If its due to liver dump, then it should improve as the fat stores deplete from the LC diet. if the levels still creep up in the morning, then it may be what was eaten before bedtime doing the biz. There is a third possibility, and that is a nightime hypo occurring. Normally i would say that oral meds should not produce one, but a reading of 5.4 could drop lower due to the Gliclazide, and lead to a hypo with the liver taking emergency steps to protect. This is more of a problem for insulin Dependants, but Gliclazide and LCHF could have the potential for it too.
A nightime hypo is difficult to detect when asleep. If he wakes up sweating then that might be a sign, or a headache / muzzy head in the morning. Other than that, and in the absence of a CGM meter (constant monitor) then waking him up in the early hours and testing is the usual way to catch one.

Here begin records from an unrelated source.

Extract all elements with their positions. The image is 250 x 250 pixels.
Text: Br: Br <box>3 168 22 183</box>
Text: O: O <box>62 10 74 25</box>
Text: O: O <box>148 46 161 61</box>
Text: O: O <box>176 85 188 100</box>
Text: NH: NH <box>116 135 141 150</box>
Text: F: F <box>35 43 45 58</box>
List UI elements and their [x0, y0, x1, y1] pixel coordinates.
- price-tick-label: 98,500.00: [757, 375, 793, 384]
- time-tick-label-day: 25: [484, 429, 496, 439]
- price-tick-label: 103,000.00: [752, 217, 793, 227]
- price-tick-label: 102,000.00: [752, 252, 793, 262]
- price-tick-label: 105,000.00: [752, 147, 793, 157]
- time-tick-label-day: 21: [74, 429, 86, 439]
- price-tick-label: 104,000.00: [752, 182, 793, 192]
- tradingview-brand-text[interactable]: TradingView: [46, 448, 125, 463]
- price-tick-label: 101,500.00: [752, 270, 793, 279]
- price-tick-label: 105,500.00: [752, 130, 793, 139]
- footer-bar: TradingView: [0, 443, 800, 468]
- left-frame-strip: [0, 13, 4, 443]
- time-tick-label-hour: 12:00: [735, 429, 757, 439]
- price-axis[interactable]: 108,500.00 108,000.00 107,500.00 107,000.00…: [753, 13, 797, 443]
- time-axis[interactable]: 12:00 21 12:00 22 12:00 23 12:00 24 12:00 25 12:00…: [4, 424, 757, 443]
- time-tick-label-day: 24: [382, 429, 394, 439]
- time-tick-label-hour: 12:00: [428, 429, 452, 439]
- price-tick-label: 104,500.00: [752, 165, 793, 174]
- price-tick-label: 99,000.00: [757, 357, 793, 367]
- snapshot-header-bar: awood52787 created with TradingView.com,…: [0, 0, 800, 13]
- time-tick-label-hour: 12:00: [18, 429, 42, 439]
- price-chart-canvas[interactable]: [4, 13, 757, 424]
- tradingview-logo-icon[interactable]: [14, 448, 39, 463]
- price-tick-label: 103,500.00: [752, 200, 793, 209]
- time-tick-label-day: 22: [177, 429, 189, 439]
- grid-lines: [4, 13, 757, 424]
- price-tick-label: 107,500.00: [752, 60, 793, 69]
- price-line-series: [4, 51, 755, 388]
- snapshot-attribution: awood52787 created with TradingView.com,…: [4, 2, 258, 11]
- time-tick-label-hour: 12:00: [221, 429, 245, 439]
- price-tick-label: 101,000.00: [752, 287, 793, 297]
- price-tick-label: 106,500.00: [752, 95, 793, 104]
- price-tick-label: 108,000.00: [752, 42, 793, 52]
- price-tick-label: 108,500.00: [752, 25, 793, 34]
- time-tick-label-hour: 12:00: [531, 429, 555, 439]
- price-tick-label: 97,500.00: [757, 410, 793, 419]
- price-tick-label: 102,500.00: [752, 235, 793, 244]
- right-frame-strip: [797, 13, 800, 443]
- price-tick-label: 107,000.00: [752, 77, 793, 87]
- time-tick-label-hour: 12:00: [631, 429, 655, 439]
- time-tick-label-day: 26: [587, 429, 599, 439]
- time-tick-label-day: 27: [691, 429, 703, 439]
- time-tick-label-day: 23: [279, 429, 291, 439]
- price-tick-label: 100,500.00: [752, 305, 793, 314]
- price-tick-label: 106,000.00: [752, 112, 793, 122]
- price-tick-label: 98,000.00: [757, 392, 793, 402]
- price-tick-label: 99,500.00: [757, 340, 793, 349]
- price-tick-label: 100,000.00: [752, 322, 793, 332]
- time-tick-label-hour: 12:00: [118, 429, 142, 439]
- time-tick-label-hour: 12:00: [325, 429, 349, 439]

One last question, What meter is he using? Some meters read high due to either test strip variances, or their calibration, so a 5.4 on the meter could actually be physically lower.
 
Showed this to the other half, who said "The nurse who does the blood tests told me to do exercises like this. She said it really works". Only, of course, he hasn't bothered to do it has he! So he says he'll give it a go. Thanks.
 
Showed this to the other half, who said "The nurse who does the blood tests told me to do exercises like this. She said it really works". Only, of course, he hasn't bothered to do it has he! So he says he'll give it a go. Thanks.
@Magisham...look through the Glucosezone videos as i find that the seated one which is mostly upper body workout, works for me to deplete glycogen stores quickly and great for toning flabby bits lol!!

However my diabetic friend....the seated one doesnt work as well for her....she needs to do the lower body or whole body one to deplete her stores. Different for everyone i guess. Good luck to your other half....do let us know if it works?
 
He's never shown any signs of hypos and I do recognise the signs as my dad had them. I think he snacks too late myself. Can't remember what meter he's on and I'm in bed at the moment so don't want to go down now. I'll check tomorrow.
 
Not 'fat' released from a liver dump but glucose into the blood stream, then circulating into other organs and muscles.
 
All I do is mimic metformin without the side affects. Metformin can be useful in the insulin resistance fight.
Why turn your back on a solution to higher fbgs naturally rather than forced by meds.
I know you don't ignore anything @Larissima . My reply is inconjunction with dr fung's useful opinion.